By Marcus Leach

Econsultancy has published a new report revealing that while businesses see digital marketing as fundamentally important, many are struggling to develop effective processes and manage resourcing.

Research amongst in-house digital professionals finds 62% feel their board or senior management have a good grasp of the potential of digital channels. But when asked about digital knowledge within organisations, only 43% classified it as “excellent” or “good” with 16% declaring it “poor” or “very poor”.

The Econsultancy report - Digital Marketing: Organisational Structures and Resourcing - pulls together qualitative insights and quantitative research from 171 digital marketing and e-commerce managers across 15 different sectors.

It finds that, while senior stakeholders are embracing digital channels, 38% identify a lack of investment in resourcing and training. Despite 87% saying digital training was a high or medium priority for the digital marketing team, 61% said digital training remains a low priority for the organisation generally.

“Marketing teams are going through a period of unprecedented change where roles, structures and processes are all under review,” said the report’s author Neil Perkin, founder of Only Dead Fish and an Econsultancy consultant. “It is no longer the case that senior management within organisations are failing to embrace digital channels, but the fact that investment in training is low suggests there is a disconnect between intent and action.”
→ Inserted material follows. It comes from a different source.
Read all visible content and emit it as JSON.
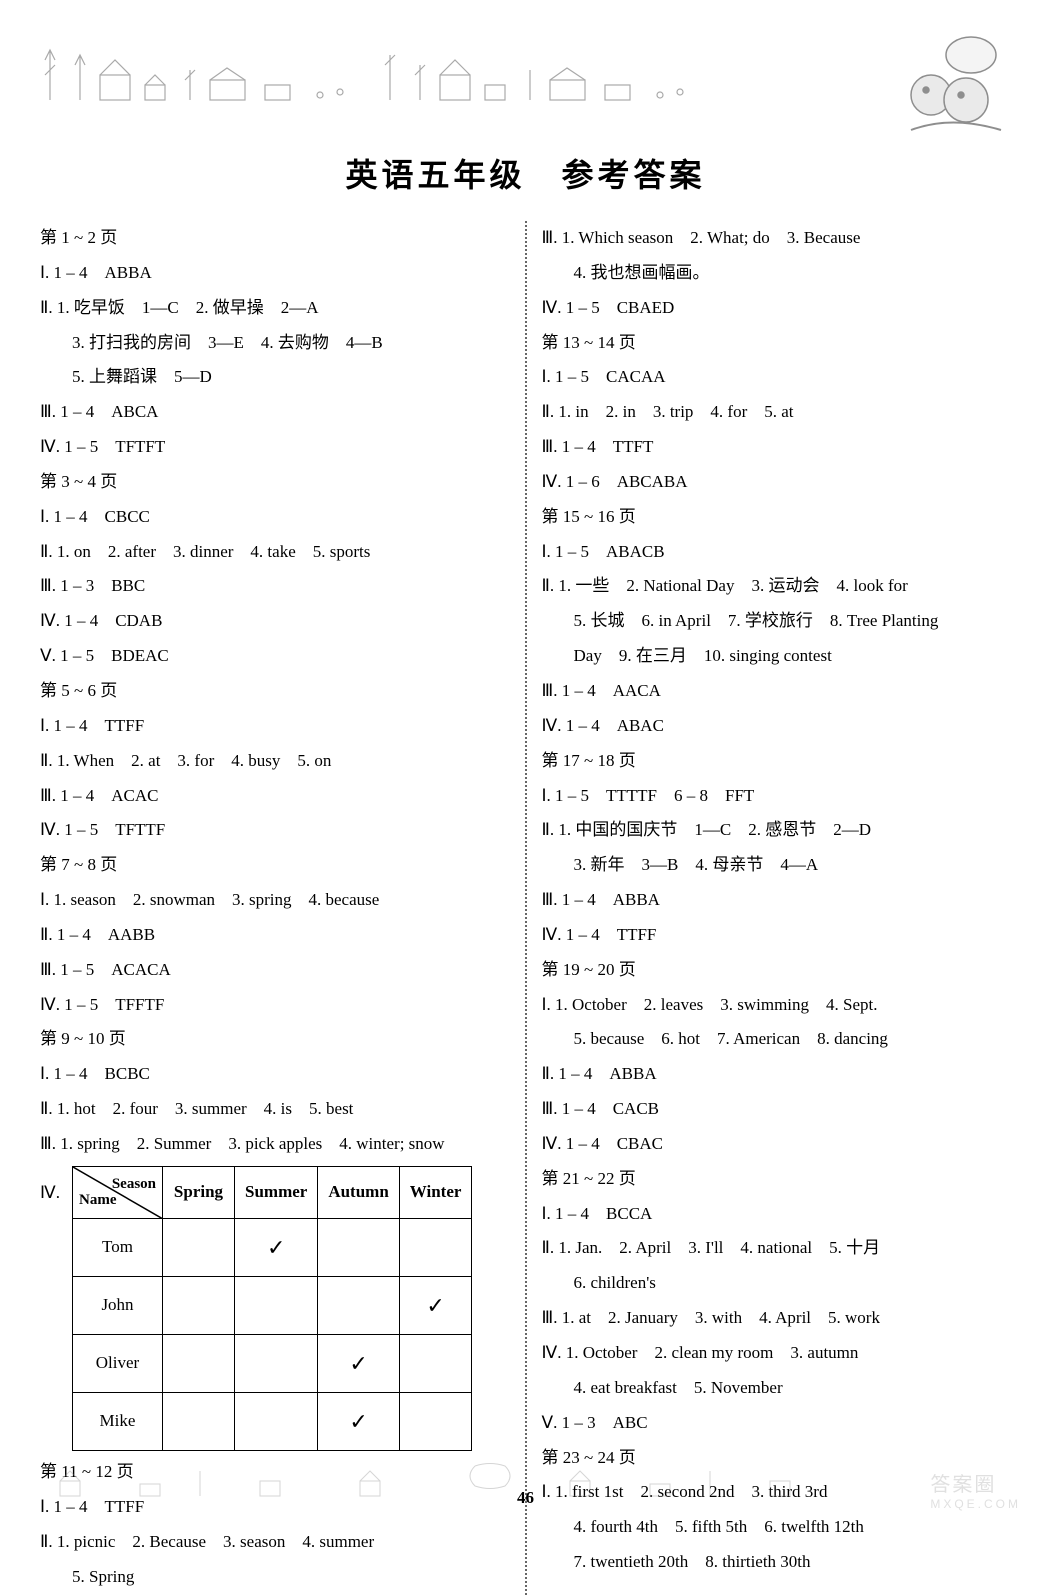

While digital training is an issue, 35% are simply struggling to recruit the right people. In particular, there were three areas cited as key priorities for digital teams in terms of future resourcing: social media and community management, content marketing and mobile marketing/apps development. Data and web analytics were other areas that many organisations flagged as a potential talent ‘time bombs’.
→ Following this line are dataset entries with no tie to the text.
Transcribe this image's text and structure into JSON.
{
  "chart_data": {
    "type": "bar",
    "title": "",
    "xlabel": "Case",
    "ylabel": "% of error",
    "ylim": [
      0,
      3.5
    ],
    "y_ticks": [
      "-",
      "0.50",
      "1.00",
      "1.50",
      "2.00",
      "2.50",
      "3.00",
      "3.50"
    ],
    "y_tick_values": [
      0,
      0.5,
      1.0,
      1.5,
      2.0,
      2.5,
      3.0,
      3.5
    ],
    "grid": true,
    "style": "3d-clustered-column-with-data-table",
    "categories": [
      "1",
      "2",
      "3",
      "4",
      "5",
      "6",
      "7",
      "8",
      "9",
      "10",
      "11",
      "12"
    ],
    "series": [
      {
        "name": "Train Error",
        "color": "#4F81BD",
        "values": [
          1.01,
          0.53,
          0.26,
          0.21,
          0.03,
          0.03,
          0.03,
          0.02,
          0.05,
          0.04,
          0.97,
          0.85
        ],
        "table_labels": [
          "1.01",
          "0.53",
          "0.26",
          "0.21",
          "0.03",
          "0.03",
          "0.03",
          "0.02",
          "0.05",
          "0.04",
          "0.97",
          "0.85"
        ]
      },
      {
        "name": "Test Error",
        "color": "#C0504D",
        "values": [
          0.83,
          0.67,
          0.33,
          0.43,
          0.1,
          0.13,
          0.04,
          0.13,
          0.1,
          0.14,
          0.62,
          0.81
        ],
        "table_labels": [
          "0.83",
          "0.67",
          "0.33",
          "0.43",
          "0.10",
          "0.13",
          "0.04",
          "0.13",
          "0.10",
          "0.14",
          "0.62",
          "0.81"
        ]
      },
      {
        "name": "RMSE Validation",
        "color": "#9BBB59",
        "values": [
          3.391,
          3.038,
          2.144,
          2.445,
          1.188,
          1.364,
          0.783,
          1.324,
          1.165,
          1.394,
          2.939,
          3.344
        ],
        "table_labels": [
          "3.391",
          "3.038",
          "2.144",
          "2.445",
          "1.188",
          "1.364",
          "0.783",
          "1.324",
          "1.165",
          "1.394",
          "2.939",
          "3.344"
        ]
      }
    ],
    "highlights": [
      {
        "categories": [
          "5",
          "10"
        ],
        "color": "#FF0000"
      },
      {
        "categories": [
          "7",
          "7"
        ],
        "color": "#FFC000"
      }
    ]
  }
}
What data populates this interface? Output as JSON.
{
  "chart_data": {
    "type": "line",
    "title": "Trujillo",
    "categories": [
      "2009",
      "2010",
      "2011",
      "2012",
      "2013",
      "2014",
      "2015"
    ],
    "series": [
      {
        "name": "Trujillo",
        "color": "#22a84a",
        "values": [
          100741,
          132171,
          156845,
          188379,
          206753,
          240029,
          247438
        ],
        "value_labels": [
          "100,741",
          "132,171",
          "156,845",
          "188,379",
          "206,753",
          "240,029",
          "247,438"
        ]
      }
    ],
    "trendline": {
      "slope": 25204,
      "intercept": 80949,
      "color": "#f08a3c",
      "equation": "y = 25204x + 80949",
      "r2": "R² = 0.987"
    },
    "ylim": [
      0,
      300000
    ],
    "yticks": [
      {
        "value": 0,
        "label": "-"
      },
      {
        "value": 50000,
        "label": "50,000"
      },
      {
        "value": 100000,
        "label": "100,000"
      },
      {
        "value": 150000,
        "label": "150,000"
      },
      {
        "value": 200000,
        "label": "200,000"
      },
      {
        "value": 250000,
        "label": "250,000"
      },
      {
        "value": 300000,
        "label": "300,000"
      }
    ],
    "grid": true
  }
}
The majority of organisations (51%) said they now structure digital marketing capability based on functions with separate teams for online marketing, e-communications, development, sales and operations. The report charts the changes being seen in organisations surveyed, in particular a move from a ‘centre of excellence’ structure towards a ‘hub and spoke’ way of working.

“In the face of competitive, rapidly changing markets and increasing channel complexity, organisations are having to make complex choices about how to resource their digital marketing capability and also how put in place the most effective structures and processes,” said Linus Gregoriadis, Research Director at Econsultancy. “As a result organisational structures are coming under constant review to ensure they drive greater efficiency.”
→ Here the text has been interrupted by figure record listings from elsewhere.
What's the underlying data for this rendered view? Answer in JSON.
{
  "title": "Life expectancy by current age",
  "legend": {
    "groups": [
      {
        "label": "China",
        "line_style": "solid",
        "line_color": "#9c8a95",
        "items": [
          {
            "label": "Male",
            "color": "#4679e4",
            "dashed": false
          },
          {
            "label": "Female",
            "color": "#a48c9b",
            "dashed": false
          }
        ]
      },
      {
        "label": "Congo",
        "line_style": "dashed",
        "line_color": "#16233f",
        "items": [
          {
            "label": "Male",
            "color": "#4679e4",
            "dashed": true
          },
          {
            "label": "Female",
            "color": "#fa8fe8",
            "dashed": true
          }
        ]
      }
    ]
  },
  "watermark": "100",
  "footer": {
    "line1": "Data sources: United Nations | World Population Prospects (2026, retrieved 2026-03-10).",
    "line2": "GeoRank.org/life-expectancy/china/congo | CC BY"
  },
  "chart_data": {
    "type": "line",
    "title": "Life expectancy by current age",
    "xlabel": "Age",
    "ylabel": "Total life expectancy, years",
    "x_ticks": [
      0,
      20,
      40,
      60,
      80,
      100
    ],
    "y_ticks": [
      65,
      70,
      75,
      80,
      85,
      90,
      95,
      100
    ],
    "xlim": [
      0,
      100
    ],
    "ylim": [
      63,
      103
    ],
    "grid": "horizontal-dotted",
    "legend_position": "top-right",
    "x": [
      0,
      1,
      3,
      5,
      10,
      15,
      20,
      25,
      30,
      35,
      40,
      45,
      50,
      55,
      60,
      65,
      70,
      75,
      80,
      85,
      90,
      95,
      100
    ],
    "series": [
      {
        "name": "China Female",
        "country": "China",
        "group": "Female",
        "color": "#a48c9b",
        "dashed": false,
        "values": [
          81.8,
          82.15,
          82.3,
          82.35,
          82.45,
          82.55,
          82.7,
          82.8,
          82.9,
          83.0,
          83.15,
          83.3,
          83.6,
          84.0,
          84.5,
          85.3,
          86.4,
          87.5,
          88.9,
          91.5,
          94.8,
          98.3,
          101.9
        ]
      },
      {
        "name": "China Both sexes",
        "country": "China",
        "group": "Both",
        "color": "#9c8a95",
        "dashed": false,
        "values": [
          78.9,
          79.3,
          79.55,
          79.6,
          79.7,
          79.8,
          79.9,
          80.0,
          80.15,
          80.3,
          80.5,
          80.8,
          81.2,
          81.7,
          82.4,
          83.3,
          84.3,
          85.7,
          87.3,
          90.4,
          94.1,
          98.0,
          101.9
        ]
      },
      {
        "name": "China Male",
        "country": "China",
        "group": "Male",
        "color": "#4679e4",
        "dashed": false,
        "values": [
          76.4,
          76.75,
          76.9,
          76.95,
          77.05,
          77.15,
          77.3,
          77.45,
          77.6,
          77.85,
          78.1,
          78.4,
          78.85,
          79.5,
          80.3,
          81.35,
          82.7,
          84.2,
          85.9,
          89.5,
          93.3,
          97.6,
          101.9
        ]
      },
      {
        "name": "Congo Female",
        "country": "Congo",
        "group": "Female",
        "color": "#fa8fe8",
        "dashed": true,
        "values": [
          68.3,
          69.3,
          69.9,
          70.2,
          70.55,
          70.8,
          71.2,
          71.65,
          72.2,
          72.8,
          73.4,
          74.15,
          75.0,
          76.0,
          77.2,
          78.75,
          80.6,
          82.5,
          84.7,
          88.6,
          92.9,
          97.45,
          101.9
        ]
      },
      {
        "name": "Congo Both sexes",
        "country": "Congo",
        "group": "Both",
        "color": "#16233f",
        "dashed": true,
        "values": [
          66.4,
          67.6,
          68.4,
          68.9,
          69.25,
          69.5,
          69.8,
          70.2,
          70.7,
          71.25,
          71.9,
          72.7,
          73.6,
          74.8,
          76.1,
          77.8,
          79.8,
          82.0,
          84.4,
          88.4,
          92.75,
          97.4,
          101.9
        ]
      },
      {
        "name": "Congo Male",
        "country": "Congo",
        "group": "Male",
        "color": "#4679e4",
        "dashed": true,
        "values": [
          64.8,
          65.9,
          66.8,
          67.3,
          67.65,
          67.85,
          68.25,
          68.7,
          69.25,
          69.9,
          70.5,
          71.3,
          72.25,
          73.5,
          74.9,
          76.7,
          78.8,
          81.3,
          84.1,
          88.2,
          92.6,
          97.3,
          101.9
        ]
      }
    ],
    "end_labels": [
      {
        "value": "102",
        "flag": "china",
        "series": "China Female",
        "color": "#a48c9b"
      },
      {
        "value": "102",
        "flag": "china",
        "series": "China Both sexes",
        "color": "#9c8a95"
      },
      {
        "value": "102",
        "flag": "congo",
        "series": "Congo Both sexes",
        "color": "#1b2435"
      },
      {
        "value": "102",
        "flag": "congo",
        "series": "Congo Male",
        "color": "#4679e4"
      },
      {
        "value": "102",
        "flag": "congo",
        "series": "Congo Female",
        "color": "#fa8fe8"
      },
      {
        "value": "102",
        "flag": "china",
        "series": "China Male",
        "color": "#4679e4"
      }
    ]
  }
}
Four steps for facilitating digital marketing change

The report pulls out four steps, based on feedback from the survey, that were beneficial to achieving change:

1. Having a clear mandate for change: identifying a requirement and benefit up front helps mitigate resistance and inertia.

2. Identifying totems in the business: totems that can provide real examples of best practice in new areas that other staff, teams and departments can follow.

3. Budgeting for experimentation: Allocating a proportion of the budget specifically directed at experimentation is one way in which companies have successfully accommodated a greater rate of change.

4. Early and tangible demonstration of value: Identifying and agreeing the metrics that will determine success, and providing early evidence of success allows for further investment.